わざと表通りから一本入って歩いてみる。磨き上げられたエントランスとはおおよそ無縁に思えるような「搬入口」とか「通用口」と書かれた屋根もない場所。誰かの団扇や缶コーヒーの並ぶ横にはスイッチ盤と張り紙。そこに集う人たち。仕立ての良い背広でたばこを吸いながら、つま先を見つめてため息ついて、空を見上げる人。
植栽があったのだろうけれど枯れたのか、かさかさした土しかないのに立派なプランターが鎮座している。いかにも抜きやすそうな草が生えている。ヒョイと手を伸ばして抜くところを想像してみる。灰皿代わりにされたイチゴ牛乳の容器。コンクリートで固められた無彩色な場所。


寂しさとか物悲しさとかとは違うくて、人が「表用の顔」をする合間にふっと息をしに行く場所なのかなーという気配が漂う。ビルの中にはきっと掃除の行き届いたお手洗いや休憩室もあるのだろうけど、外の空気を胸の中に溜めたい時は役に立たない。
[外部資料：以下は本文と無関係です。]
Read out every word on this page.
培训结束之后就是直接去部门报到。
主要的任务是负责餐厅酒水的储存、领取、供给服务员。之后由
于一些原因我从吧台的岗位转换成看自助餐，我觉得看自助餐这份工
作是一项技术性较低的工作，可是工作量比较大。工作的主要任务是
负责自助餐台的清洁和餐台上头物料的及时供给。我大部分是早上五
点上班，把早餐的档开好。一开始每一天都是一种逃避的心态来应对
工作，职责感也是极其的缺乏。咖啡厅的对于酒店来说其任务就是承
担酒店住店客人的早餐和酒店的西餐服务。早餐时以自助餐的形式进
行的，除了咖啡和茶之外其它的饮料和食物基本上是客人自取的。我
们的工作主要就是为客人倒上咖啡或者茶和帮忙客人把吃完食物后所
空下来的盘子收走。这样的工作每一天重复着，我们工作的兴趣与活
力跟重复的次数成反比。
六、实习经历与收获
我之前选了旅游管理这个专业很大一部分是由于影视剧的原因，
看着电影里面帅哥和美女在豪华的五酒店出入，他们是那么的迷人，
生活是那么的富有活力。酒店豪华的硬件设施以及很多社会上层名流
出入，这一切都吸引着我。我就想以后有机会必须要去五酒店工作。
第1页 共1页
表の華やかさこそないけれど、裏には裏の人の出入りがあって、独特の時間が流れていると思う。
エドワード・ホッパーの絵を思い出す。開け放たれたドアのすぐ向こうには、海。
唐突に、今いる場所から外へ繋がる扉。

そこをあえて飾る必要もないし、くたびれたバラバラの椅子が2、3脚あれば外の世界でしばらく休むこともできるかもしれない。
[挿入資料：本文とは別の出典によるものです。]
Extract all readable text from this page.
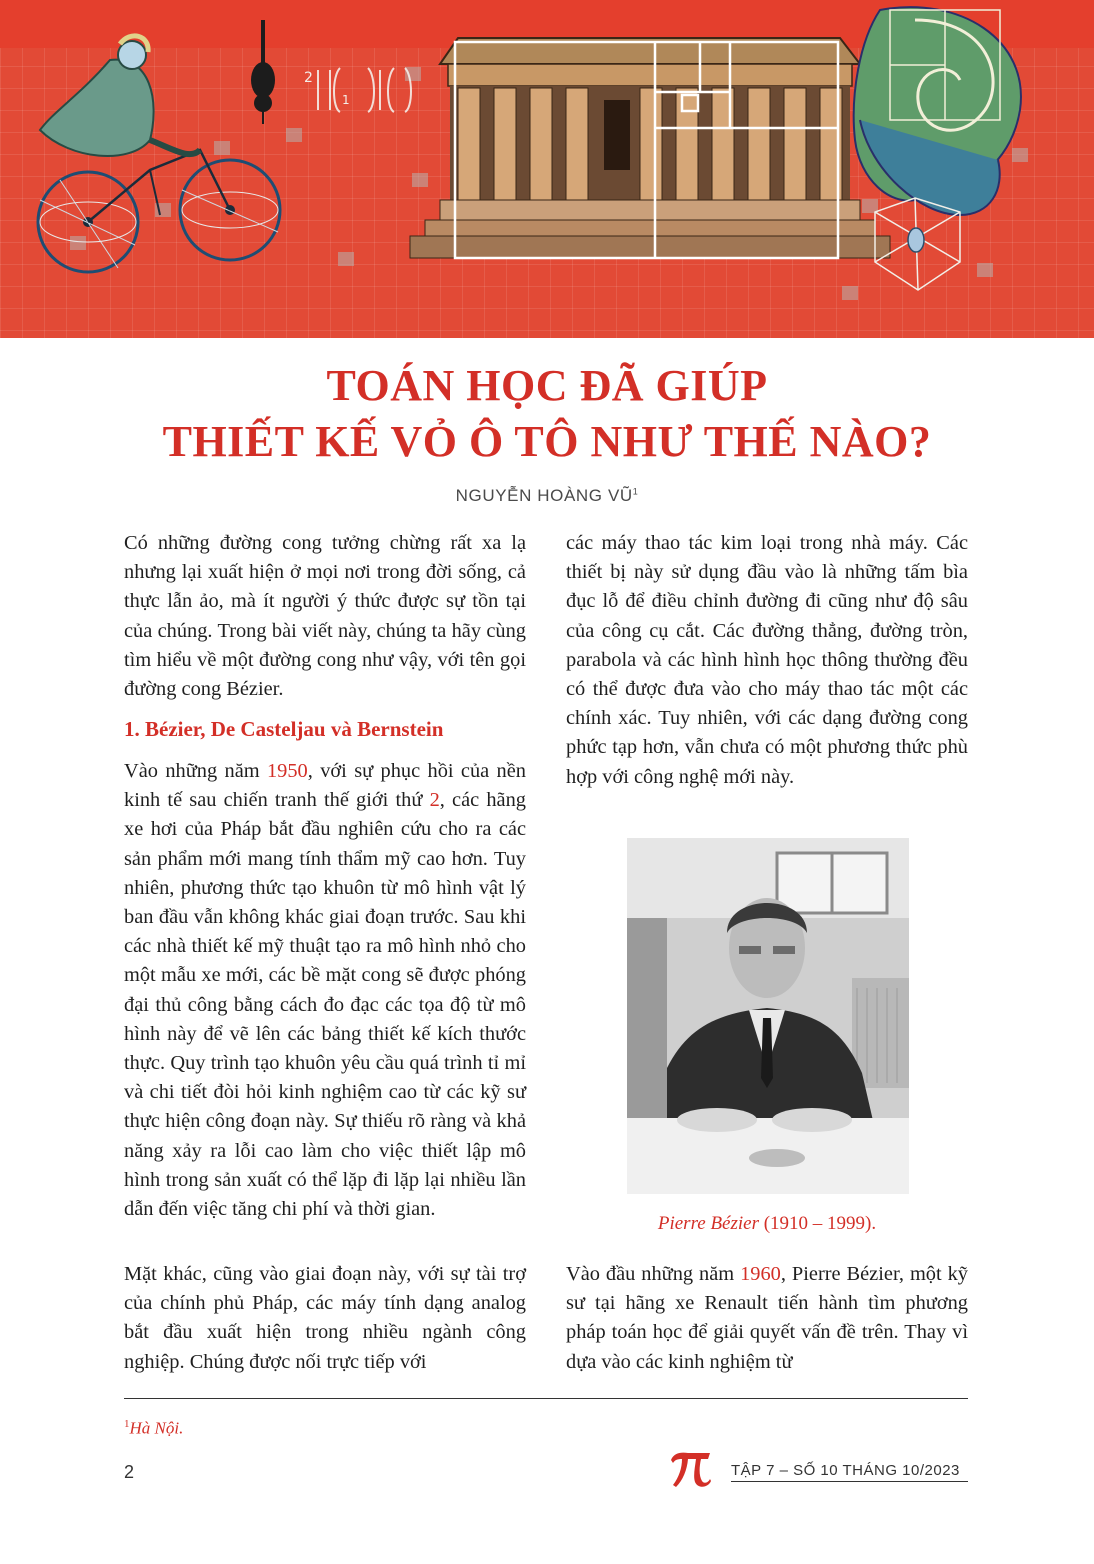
2
1
TOÁN HỌC ĐÃ GIÚP
THIẾT KẾ VỎ Ô TÔ NHƯ THẾ NÀO?
NGUYỄN HOÀNG $VŨ^1$

Có những đường cong tưởng chừng rất xa lạ nhưng lại xuất hiện ở mọi nơi trong đời sống, cả thực lẫn ảo, mà ít người ý thức được sự tồn tại của chúng. Trong bài viết này, chúng ta hãy cùng tìm hiểu về một đường cong như vậy, với tên gọi đường cong Bézier.

1. Bézier, De Casteljau và Bernstein

Vào những năm 1950, với sự phục hồi của nền kinh tế sau chiến tranh thế giới thứ 2, các hãng xe hơi của Pháp bắt đầu nghiên cứu cho ra các sản phẩm mới mang tính thẩm mỹ cao hơn. Tuy nhiên, phương thức tạo khuôn từ mô hình vật lý ban đầu vẫn không khác giai đoạn trước. Sau khi các nhà thiết kế mỹ thuật tạo ra mô hình nhỏ cho một mẫu xe mới, các bề mặt cong sẽ được phóng đại thủ công bằng cách đo đạc các tọa độ từ mô hình này để vẽ lên các bảng thiết kế kích thước thực. Quy trình tạo khuôn yêu cầu quá trình tỉ mỉ và chi tiết đòi hỏi kinh nghiệm cao từ các kỹ sư thực hiện công đoạn này. Sự thiếu rõ ràng và khả năng xảy ra lỗi cao làm cho việc thiết lập mô hình trong sản xuất có thể lặp đi lặp lại nhiều lần dẫn đến việc tăng chi phí và thời gian.

Mặt khác, cũng vào giai đoạn này, với sự tài trợ của chính phủ Pháp, các máy tính dạng analog bắt đầu xuất hiện trong nhiều ngành công nghiệp. Chúng được nối trực tiếp với

các máy thao tác kim loại trong nhà máy. Các thiết bị này sử dụng đầu vào là những tấm bìa đục lỗ để điều chỉnh đường đi cũng như độ sâu của công cụ cắt. Các đường thẳng, đường tròn, parabola và các hình hình học thông thường đều có thể được đưa vào cho máy thao tác một các chính xác. Tuy nhiên, với các dạng đường cong phức tạp hơn, vẫn chưa có một phương thức phù hợp với công nghệ mới này.

Pierre Bézier (1910 – 1999).

Vào đầu những năm 1960, Pierre Bézier, một kỹ sư tại hãng xe Renault tiến hành tìm phương pháp toán học để giải quyết vấn đề trên. Thay vì dựa vào các kinh nghiệm từ

$^1$Hà Nội.
2	TẬP 7 – SỐ 10 THÁNG 10/2023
そういう空間を、ビルの裏側に、わたしはつい探して安心してしまう。


誰かとお茶するために表側の道を急いでいる時、急になにかそわそわした気持ちになることがある。するとわたしは一本中の通りへ入ってみる。たくさんの空のワインボトル、室外機の上に干された色褪せたタオル、半開きの窓から出る湯気、なぜか靴、そしてその隣で昼寝するネコ。
わたしは満足して、路地を抜けてまた表通りに戻る。
「わたしは今、向こうで空気を吸って来たからこちらにいても大丈夫」という気持ちで。